SymbolLibrary.set_default(SymbolLibrary.default_symbols(num_variables=3))

# No sl argument needed anywhere below this point
tree = tokens_to_tree(["X_0", "+", "X_1"])
f    = compile_expr(["X_0", "*", "C"])

SymbolLibrary.set_default(None)   # clear when done

The resolution order is: explicit argument → context manager → module default → default_symbols(). Functions that parse token vocabularies (tokens_to_tree, expr_to_latex) raise RuntimeError if no library is available; all other functions fall back to default_symbols().

Expression trees

tokens_to_tree parses a token list into a binary Node tree:

from SRToolkit.utils import SymbolLibrary, tokens_to_tree

sl = SymbolLibrary.default_symbols(num_variables=2)
tree = tokens_to_tree(["X_0", "+", "X_1", "*", "C"], sl)
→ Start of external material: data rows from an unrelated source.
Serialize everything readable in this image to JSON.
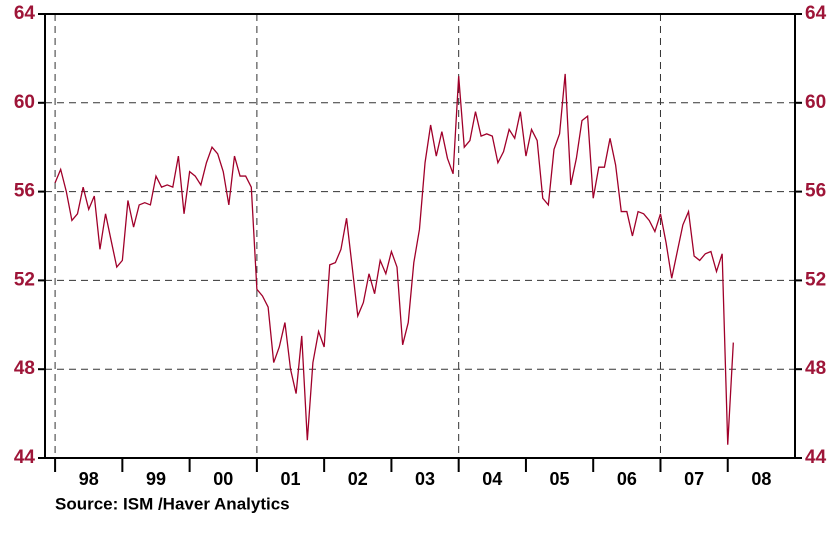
{
  "chart_data": {
    "type": "line",
    "source": "Source:  ISM /Haver Analytics",
    "color": "#a0002a",
    "xlim": [
      1997.85,
      2009.0
    ],
    "ylim": [
      44,
      64
    ],
    "yticks": [
      44,
      48,
      52,
      56,
      60,
      64
    ],
    "xticks": [
      1998,
      1999,
      2000,
      2001,
      2002,
      2003,
      2004,
      2005,
      2006,
      2007,
      2008
    ],
    "xtick_labels": [
      {
        "value": 1998.5,
        "label": "98"
      },
      {
        "value": 1999.5,
        "label": "99"
      },
      {
        "value": 2000.5,
        "label": "00"
      },
      {
        "value": 2001.5,
        "label": "01"
      },
      {
        "value": 2002.5,
        "label": "02"
      },
      {
        "value": 2003.5,
        "label": "03"
      },
      {
        "value": 2004.5,
        "label": "04"
      },
      {
        "value": 2005.5,
        "label": "05"
      },
      {
        "value": 2006.5,
        "label": "06"
      },
      {
        "value": 2007.5,
        "label": "07"
      },
      {
        "value": 2008.5,
        "label": "08"
      }
    ],
    "xgrid": [
      1998,
      2001,
      2004,
      2007
    ],
    "grid": true,
    "x": [
      1998,
      1998.083,
      1998.167,
      1998.25,
      1998.333,
      1998.417,
      1998.5,
      1998.583,
      1998.667,
      1998.75,
      1998.833,
      1998.917,
      1999,
      1999.083,
      1999.167,
      1999.25,
      1999.333,
      1999.417,
      1999.5,
      1999.583,
      1999.667,
      1999.75,
      1999.833,
      1999.917,
      2000,
      2000.083,
      2000.167,
      2000.25,
      2000.333,
      2000.417,
      2000.5,
      2000.583,
      2000.667,
      2000.75,
      2000.833,
      2000.917,
      2001,
      2001.083,
      2001.167,
      2001.25,
      2001.333,
      2001.417,
      2001.5,
      2001.583,
      2001.667,
      2001.75,
      2001.833,
      2001.917,
      2002,
      2002.083,
      2002.167,
      2002.25,
      2002.333,
      2002.417,
      2002.5,
      2002.583,
      2002.667,
      2002.75,
      2002.833,
      2002.917,
      2003,
      2003.083,
      2003.167,
      2003.25,
      2003.333,
      2003.417,
      2003.5,
      2003.583,
      2003.667,
      2003.75,
      2003.833,
      2003.917,
      2004,
      2004.083,
      2004.167,
      2004.25,
      2004.333,
      2004.417,
      2004.5,
      2004.583,
      2004.667,
      2004.75,
      2004.833,
      2004.917,
      2005,
      2005.083,
      2005.167,
      2005.25,
      2005.333,
      2005.417,
      2005.5,
      2005.583,
      2005.667,
      2005.75,
      2005.833,
      2005.917,
      2006,
      2006.083,
      2006.167,
      2006.25,
      2006.333,
      2006.417,
      2006.5,
      2006.583,
      2006.667,
      2006.75,
      2006.833,
      2006.917,
      2007,
      2007.083,
      2007.167,
      2007.25,
      2007.333,
      2007.417,
      2007.5,
      2007.583,
      2007.667,
      2007.75,
      2007.833,
      2007.917,
      2008,
      2008.083
    ],
    "values": [
      56.4,
      57.0,
      56.0,
      54.7,
      55.0,
      56.2,
      55.2,
      55.8,
      53.4,
      55.0,
      53.8,
      52.6,
      52.9,
      55.6,
      54.4,
      55.4,
      55.5,
      55.4,
      56.7,
      56.2,
      56.3,
      56.2,
      57.6,
      55.0,
      56.9,
      56.7,
      56.3,
      57.3,
      58.0,
      57.7,
      56.9,
      55.4,
      57.6,
      56.7,
      56.7,
      56.2,
      51.6,
      51.3,
      50.8,
      48.3,
      49.0,
      50.1,
      48.0,
      46.9,
      49.5,
      44.8,
      48.3,
      49.7,
      49.0,
      52.7,
      52.8,
      53.4,
      54.8,
      52.6,
      50.4,
      51.0,
      52.3,
      51.4,
      52.9,
      52.3,
      53.3,
      52.6,
      49.1,
      50.1,
      52.8,
      54.3,
      57.3,
      59.0,
      57.6,
      58.7,
      57.5,
      56.8,
      61.2,
      58.0,
      58.3,
      59.6,
      58.5,
      58.6,
      58.5,
      57.3,
      57.8,
      58.8,
      58.4,
      59.6,
      57.6,
      58.8,
      58.3,
      55.7,
      55.4,
      57.9,
      58.6,
      61.3,
      56.3,
      57.5,
      59.2,
      59.4,
      55.7,
      57.1,
      57.1,
      58.4,
      57.2,
      55.1,
      55.1,
      54.0,
      55.1,
      55.0,
      54.7,
      54.2,
      55.0,
      53.7,
      52.1,
      53.3,
      54.5,
      55.1,
      53.1,
      52.9,
      53.2,
      53.3,
      52.4,
      53.2,
      44.6,
      49.2
    ]
  }
}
Convert back to a token list in any notation:

tree.to_list(sl, notation="infix")    # ['X_0', '+', 'X_1', '*', 'C']
tree.to_list(notation="prefix")       # ['+', 'X_0', '*', 'X_1', 'C']
tree.to_list(notation="postfix")      # ['X_0', 'X_1', 'C', '*', '+']

Executable functions

compile_expr compiles an expression into a fast callable f(X, C):

import numpy as np
from SRToolkit.utils import compile_expr

f = compile_expr(["X_0", "*", "C", "+", "X_1"])

X = np.array([[1.0, 2.0],
              [3.0, 4.0],
              [5.0, 6.0]])
C = np.array([2.0])       # one free constant

print(f(X, C))            # [4.  10.  16.]

X must have shape (n_samples, n_features). C is a 1-D array with one entry per C token in the expression. Pass an empty array (np.array([])) when there are no constants.

LaTeX rendering

from SRToolkit.utils import SymbolLibrary, expr_to_latex

sl = SymbolLibrary.default_symbols(num_variables=2)
latex = expr_to_latex(["sin", "(", "X_0", ")", "+", "X_1", "^2"], sl)
print(latex)  # $\sin X_{0} + X_{1}^2$

Simplification

simplify applies algebraic simplification followed by constant folding:

from SRToolkit.utils import SymbolLibrary
from SRToolkit.utils.expression_simplifier import simplify

sl = SymbolLibrary.default_symbols(num_variables=2)

# Algebraic reduction + constant folding
simplified = simplify(["C", "+", "C", "*", "C", "+", "X_0", "*", "X_1", "/", "X_0"], sl)
print(simplified)  # ['C', '+', 'X_1']

Note

Simplification requires SymPy. It may fail for expressions containing tokens outside the default symbol set — wrap calls in a try/except when batch-processing large result sets.